Another student is passionate about becoming the captain of a container ship or ocean liner; he described what he did; ‘Today, the person who is looking after me was away in London so I went to Harwich on the pilot boat. I had a tour of the Harwich Haven Authority and saw the ship equivalent of air traffic control. Next, I set sail on the pilot boat to collect a pilot from a ship which had left Felixstowe. On the way we passed what is technically the smallest country in the world, Sealand and I got some good photos of that, we passed some wrecks and picked up the pilot which was a terrifying experience! I was stood on the tiny deck of the boat as we pulled alongside, and I got a sense of the sheer scale of the ship. Once we picked up the pilot, we were so far out we were in international waters, and amazingly I was allowed to drive the boat all the way back to Harwich, some 15km away, and the boat was under my control for around 45 minutes, and I had to navigate past lots of yachts as well as a container ship entering Felixstowe.’

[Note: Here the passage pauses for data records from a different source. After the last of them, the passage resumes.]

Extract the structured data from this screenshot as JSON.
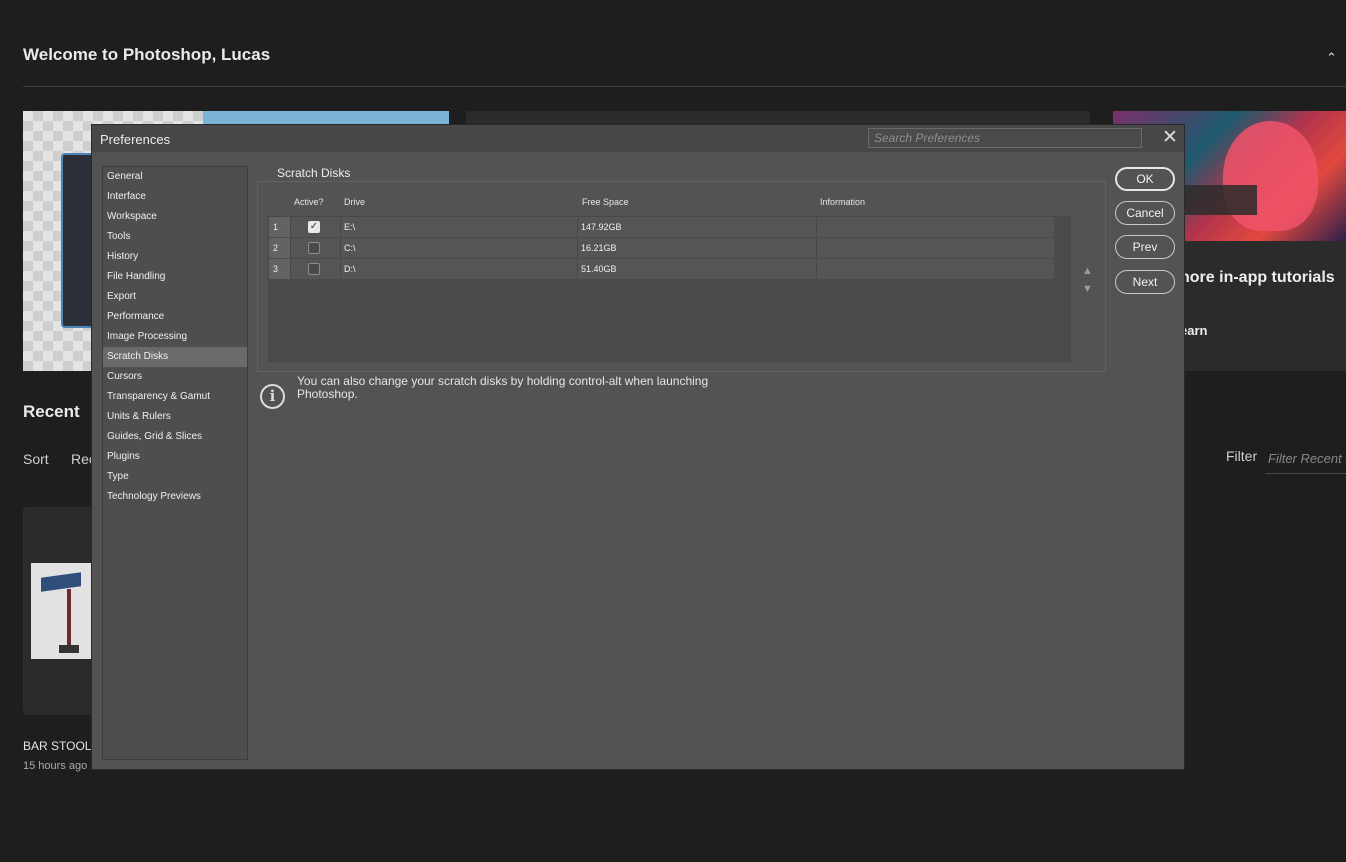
{
  "home": {
    "welcome": "Welcome to Photoshop, Lucas",
    "tutorial_title": "nore in-app tutorials",
    "tutorial_link": "earn",
    "recent_heading": "Recent",
    "sort_label": "Sort",
    "sort_value": "Rec",
    "filter_label": "Filter",
    "filter_placeholder": "Filter Recent F",
    "recent_file": {
      "name": "BAR STOOL",
      "time": "15 hours ago"
    }
  },
  "dialog": {
    "title": "Preferences",
    "search_placeholder": "Search Preferences",
    "nav": [
      "General",
      "Interface",
      "Workspace",
      "Tools",
      "History",
      "File Handling",
      "Export",
      "Performance",
      "Image Processing",
      "Scratch Disks",
      "Cursors",
      "Transparency & Gamut",
      "Units & Rulers",
      "Guides, Grid & Slices",
      "Plugins",
      "Type",
      "Technology Previews"
    ],
    "selected_nav": "Scratch Disks",
    "section_title": "Scratch Disks",
    "columns": {
      "active": "Active?",
      "drive": "Drive",
      "free": "Free Space",
      "info": "Information"
    },
    "disks": [
      {
        "num": "1",
        "active": true,
        "drive": "E:\\",
        "free": "147.92GB",
        "info": ""
      },
      {
        "num": "2",
        "active": false,
        "drive": "C:\\",
        "free": "16.21GB",
        "info": ""
      },
      {
        "num": "3",
        "active": false,
        "drive": "D:\\",
        "free": "51.40GB",
        "info": ""
      }
    ],
    "buttons": {
      "ok": "OK",
      "cancel": "Cancel",
      "prev": "Prev",
      "next": "Next"
    },
    "info_note": "You can also change your scratch disks by holding control-alt when launching Photoshop."
  },
  "icons": {
    "close": "close-icon",
    "info": "info-icon",
    "up": "move-up-icon",
    "down": "move-down-icon",
    "collapse": "chevron-up-icon"
  }
}
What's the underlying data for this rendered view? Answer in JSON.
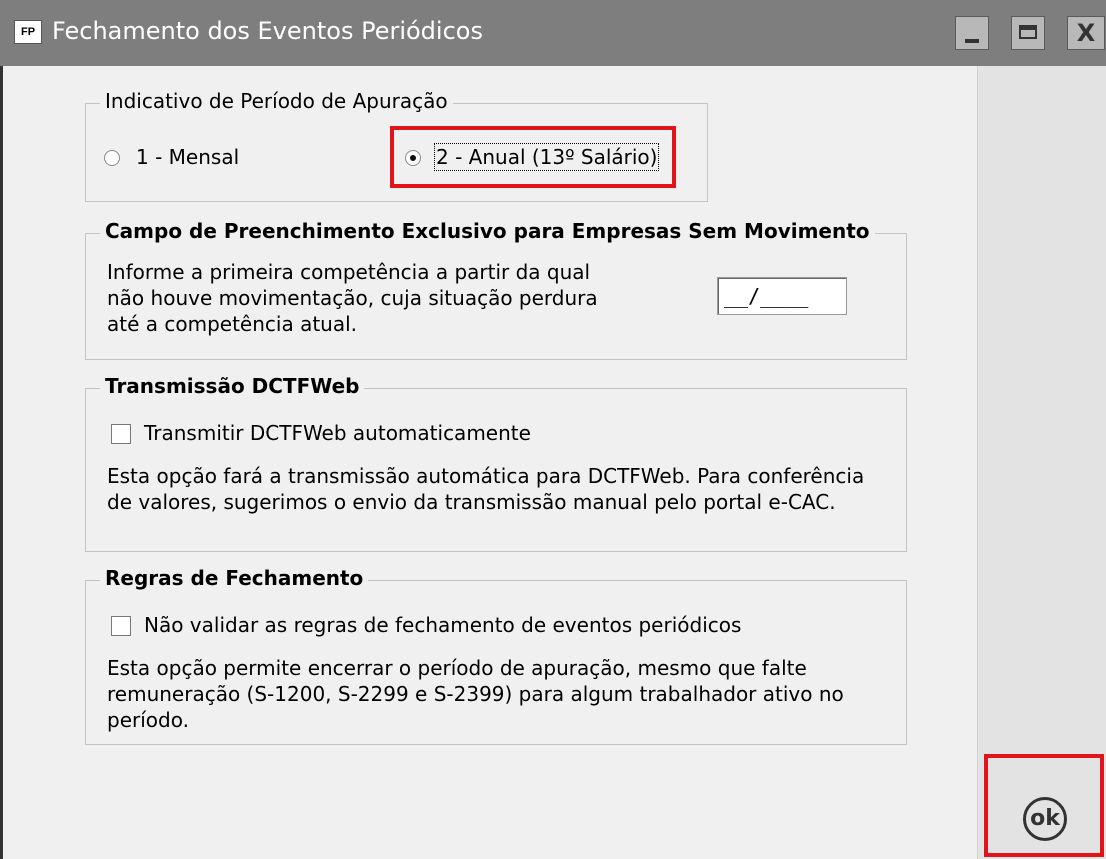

‘Jasper (who worked at Aston Martin in Oxfordshire) showed a lot of interest in the various areas of Door Trim design and development that he saw yesterday, and demonstrated ability in CAD modelling. He was one of the most enthusiastic work experience students that we’ve entertained, and is very keen to pursue a career in engineering. I showed Jasper one of the more complex issues that we currently have on DB11 convertible, and he seemed to be able to understand why the tolerances did not add up when particular parts are in a certain position. He is very eager to learn about more disciplines and showed a clear aptitude as well as a confidence that I don’t often see when I am with work experience students.’
It is with great pleasure, and for the last time, that I will pass back to Dr. Mason who will then ask Mr. Chester to present the prizes after a musical interlude from Jess Parnell.